Well, our esteemed road testers think that the new Ceed has “fulfilled its potential” in this generation, making it “more worthy of recommendation than all but the very best cars in one of the toughest market segments in the world”. Who am I to disagree?
Exterior impressions, however, don’t seem to paint our Ceed as a particularly revolutionary car. With design head Peter Schreyer’s influence from his time at the Volkswagen Group, the Ceed appears to just about toe the line between the understated class of a Golf and complete anonymity. Despite this, it does seem to attract looks from passers-by – although that could be largely down to our car’s lovely Blue Flame paint. The subtle bodykit and 17in alloy wheels add a touch of visual appeal too.
We’ve opted for the top-spec First Edition model, which looks steep at a smidgen under £27,000 but is loaded to the gills with toys. The kit tally includes LED headlights, a large electric sunroof, a JBL sound system, smart park assist with front and rear sensors, an 8.0in touchscreen sat-nav and smart cruise control. There’s also an impressive array of other driver assist aids, which I’ll report on in detail once I’ve used them more.
What does mark the Ceed out are its fronts seats, which are not only electric and heated (the rears are heated too) but also ventilated – something usually found in only high-end models. A heated steering wheel should also ensure gloves won’t be needed when the weather turns bitter.

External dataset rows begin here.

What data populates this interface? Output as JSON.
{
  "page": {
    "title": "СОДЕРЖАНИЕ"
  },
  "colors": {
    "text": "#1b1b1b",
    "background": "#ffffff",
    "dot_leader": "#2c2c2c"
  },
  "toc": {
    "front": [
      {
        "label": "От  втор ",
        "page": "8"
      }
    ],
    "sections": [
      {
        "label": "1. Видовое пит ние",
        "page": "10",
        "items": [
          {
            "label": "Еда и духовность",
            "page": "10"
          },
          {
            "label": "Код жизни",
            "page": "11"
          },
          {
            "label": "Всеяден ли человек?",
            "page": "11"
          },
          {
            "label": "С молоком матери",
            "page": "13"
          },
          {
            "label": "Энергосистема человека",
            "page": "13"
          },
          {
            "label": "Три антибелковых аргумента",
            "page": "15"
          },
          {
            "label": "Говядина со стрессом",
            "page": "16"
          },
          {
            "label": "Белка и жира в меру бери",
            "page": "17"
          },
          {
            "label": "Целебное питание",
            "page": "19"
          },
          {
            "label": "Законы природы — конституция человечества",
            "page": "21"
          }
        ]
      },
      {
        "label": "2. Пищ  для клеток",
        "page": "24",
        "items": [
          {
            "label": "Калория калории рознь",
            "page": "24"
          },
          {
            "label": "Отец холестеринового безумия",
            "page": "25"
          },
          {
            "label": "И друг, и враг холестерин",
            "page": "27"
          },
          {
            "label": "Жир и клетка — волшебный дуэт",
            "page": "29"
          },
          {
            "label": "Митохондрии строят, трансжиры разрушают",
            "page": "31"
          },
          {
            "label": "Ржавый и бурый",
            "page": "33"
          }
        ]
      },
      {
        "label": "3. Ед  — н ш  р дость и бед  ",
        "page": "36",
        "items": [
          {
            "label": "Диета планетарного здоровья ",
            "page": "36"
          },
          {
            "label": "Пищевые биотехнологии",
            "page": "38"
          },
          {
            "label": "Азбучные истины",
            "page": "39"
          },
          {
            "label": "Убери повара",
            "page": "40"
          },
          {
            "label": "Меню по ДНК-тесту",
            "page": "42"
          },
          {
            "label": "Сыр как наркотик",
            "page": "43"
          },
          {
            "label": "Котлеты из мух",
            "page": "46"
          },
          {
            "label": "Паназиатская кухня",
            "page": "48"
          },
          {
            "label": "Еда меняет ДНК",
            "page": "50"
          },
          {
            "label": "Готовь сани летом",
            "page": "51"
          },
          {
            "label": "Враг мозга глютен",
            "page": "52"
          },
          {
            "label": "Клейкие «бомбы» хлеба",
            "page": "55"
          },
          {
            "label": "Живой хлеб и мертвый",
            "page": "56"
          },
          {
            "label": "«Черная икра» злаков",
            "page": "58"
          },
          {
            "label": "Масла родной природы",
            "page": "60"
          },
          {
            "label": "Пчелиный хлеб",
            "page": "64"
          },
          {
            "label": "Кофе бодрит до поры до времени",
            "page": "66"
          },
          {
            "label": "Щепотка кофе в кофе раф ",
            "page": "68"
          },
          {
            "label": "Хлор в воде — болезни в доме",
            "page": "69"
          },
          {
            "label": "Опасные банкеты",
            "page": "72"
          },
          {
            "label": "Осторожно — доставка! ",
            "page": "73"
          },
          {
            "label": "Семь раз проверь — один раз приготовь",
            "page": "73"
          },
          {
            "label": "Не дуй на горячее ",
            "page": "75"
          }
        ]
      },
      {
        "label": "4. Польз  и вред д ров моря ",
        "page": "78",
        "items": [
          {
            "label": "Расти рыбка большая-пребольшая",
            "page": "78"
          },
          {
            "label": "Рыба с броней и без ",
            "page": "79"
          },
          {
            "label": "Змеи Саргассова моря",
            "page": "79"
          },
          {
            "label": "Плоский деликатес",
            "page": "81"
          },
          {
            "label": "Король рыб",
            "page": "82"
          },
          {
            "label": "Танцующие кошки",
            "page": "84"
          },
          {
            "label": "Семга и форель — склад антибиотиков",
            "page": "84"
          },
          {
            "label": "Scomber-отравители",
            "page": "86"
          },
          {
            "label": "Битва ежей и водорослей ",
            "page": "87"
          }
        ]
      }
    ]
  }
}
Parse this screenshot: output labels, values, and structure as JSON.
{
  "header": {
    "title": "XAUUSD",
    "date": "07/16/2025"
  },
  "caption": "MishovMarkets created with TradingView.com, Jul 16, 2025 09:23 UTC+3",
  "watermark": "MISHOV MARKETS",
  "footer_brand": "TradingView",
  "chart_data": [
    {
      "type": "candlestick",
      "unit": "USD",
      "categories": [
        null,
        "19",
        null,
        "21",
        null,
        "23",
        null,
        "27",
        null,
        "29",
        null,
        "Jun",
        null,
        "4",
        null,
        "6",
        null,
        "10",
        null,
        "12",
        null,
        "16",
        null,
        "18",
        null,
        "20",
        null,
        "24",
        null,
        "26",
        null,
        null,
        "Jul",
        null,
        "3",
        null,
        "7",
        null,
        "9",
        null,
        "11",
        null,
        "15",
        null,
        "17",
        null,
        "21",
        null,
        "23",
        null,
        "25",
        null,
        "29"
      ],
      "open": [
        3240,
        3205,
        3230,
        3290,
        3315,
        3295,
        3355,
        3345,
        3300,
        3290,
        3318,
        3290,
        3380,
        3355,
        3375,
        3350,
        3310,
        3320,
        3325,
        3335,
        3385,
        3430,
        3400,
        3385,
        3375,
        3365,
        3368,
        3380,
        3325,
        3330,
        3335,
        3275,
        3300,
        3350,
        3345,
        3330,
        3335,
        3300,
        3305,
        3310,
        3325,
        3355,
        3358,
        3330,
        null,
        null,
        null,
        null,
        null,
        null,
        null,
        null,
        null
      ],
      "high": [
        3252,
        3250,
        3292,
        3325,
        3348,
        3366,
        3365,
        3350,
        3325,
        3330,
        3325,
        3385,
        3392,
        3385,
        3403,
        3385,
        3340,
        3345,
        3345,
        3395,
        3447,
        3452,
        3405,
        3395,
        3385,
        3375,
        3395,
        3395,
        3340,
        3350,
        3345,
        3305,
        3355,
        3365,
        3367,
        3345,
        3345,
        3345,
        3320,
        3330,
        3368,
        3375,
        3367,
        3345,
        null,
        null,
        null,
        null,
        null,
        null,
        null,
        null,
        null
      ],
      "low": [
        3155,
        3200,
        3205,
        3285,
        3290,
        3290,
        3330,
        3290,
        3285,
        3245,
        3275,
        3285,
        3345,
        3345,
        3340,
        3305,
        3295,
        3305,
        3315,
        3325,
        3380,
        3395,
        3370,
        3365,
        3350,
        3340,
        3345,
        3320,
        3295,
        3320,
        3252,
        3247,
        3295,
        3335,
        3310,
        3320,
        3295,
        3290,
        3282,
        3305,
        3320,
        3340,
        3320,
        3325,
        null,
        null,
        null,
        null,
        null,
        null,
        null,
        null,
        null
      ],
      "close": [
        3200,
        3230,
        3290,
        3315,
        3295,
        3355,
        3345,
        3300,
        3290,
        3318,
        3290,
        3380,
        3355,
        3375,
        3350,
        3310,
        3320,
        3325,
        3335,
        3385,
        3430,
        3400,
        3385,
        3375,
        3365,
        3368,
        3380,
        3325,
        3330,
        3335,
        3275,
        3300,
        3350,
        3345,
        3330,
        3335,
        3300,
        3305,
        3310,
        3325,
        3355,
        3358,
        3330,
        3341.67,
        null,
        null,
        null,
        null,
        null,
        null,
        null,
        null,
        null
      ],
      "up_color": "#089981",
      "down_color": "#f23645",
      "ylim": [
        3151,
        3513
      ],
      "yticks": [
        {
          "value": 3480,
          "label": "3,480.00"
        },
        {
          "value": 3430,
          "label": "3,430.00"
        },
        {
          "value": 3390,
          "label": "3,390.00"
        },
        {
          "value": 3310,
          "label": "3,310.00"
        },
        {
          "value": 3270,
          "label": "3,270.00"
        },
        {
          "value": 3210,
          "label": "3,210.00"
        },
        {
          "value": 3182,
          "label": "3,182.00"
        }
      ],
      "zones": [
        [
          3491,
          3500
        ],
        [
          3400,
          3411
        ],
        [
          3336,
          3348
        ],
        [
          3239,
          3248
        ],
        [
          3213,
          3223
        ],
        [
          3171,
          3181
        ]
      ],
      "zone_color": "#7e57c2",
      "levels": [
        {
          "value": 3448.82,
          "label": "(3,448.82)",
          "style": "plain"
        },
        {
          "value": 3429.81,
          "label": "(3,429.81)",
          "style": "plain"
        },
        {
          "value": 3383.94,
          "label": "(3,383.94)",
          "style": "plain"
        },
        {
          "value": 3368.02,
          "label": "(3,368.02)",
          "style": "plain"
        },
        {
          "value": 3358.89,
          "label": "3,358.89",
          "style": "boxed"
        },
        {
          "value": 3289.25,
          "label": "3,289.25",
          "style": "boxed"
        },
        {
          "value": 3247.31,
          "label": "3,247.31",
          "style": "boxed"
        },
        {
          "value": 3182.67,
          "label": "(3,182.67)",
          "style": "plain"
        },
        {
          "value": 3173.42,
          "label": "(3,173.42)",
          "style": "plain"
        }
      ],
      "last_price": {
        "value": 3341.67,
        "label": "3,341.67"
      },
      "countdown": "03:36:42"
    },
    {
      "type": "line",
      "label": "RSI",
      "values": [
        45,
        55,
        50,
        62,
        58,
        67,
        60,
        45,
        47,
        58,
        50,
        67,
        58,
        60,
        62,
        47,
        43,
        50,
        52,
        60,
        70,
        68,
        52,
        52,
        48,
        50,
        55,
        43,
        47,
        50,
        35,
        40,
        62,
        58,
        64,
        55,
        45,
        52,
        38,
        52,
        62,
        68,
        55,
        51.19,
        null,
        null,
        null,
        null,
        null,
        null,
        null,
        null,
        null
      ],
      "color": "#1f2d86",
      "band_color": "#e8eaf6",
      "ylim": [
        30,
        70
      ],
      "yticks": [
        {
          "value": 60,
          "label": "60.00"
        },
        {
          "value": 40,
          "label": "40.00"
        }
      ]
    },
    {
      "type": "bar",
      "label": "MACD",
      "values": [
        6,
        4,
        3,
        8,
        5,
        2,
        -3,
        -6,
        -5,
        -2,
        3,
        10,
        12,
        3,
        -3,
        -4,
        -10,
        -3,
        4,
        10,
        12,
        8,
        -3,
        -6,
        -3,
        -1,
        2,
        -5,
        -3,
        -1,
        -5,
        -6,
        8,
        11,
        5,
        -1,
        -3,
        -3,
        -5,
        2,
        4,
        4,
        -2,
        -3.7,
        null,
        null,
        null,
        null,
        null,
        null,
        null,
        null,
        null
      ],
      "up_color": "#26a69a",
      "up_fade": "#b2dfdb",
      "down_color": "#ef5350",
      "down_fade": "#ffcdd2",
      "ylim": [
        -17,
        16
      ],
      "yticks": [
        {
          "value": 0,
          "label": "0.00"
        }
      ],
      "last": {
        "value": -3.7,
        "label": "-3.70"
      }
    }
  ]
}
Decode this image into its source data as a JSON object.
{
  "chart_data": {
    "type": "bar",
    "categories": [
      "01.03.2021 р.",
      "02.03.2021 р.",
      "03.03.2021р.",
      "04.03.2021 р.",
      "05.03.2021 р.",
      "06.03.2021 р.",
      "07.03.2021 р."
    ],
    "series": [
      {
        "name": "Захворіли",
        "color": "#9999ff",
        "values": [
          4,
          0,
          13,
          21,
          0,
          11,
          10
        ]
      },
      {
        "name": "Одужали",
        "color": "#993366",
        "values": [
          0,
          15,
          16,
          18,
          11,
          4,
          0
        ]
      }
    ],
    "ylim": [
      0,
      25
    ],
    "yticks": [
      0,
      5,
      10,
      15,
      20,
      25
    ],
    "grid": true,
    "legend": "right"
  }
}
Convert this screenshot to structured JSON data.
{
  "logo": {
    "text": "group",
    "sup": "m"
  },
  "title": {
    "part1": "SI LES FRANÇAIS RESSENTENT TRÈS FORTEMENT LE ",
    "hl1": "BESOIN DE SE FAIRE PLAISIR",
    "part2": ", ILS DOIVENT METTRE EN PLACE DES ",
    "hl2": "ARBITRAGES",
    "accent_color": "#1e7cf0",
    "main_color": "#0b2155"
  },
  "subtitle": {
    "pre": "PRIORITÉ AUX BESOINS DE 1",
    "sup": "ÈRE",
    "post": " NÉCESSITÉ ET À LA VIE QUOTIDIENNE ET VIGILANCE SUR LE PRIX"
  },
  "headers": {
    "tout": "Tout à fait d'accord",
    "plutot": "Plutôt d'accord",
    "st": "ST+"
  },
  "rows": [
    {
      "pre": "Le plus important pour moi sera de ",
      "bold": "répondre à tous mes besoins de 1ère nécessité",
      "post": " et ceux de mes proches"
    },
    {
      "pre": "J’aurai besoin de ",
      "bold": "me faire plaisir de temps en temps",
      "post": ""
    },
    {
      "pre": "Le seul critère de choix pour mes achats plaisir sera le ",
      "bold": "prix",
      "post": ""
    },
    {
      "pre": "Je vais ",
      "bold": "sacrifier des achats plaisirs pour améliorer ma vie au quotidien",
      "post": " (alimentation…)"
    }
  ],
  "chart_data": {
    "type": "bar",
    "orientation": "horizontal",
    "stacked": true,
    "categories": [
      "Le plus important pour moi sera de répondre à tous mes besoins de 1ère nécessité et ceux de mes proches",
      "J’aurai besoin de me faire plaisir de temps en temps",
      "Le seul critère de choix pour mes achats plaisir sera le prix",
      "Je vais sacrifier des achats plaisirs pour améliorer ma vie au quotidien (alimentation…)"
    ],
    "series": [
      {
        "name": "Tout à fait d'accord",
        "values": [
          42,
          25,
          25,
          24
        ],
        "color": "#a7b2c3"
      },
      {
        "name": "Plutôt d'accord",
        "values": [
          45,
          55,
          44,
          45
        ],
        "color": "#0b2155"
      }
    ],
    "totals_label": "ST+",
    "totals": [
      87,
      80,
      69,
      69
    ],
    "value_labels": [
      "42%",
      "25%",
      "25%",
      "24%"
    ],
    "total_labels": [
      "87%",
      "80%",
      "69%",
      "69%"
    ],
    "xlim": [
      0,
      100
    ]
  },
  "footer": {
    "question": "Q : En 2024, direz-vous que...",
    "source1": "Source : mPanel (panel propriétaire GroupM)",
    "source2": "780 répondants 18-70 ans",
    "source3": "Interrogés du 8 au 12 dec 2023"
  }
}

The interior overall stands out not just because of the kit but also the quality. This is as close to a Golf as Kia has ever been, with glossy or soft-touch plastic that’s pleasing to the eyes and touch, an attractive design and neat extras, such as the wireless phone charger under the centre stack.
Little touch points also show the effort Kia has made to improve perceived fit and finish, including the sliding cover for the USB and 12V points in the dashboard, which is so nicely damped that it wouldn’t be out of place in a Mercedes-Benz S-Class.
The only thing that’s taking the shine off so far is the passenger’s grab handle, which has started to rattle over bumps. I’ve yet to trouble the Ceed’s rear-seat room or boot space, but both appear generous enough for family life or a light weekend away.
Our Ceed isn’t just fully loaded in terms of trim: it also has the most powerful engine available at launch (before the Ceed GT arrives). The 1.4-litre turbo petrol four-pot pumps out a modest 138bhp but a healthy 178lb ft of torque, and is mated to Kia’s seven-speed dual-clutch gearbox.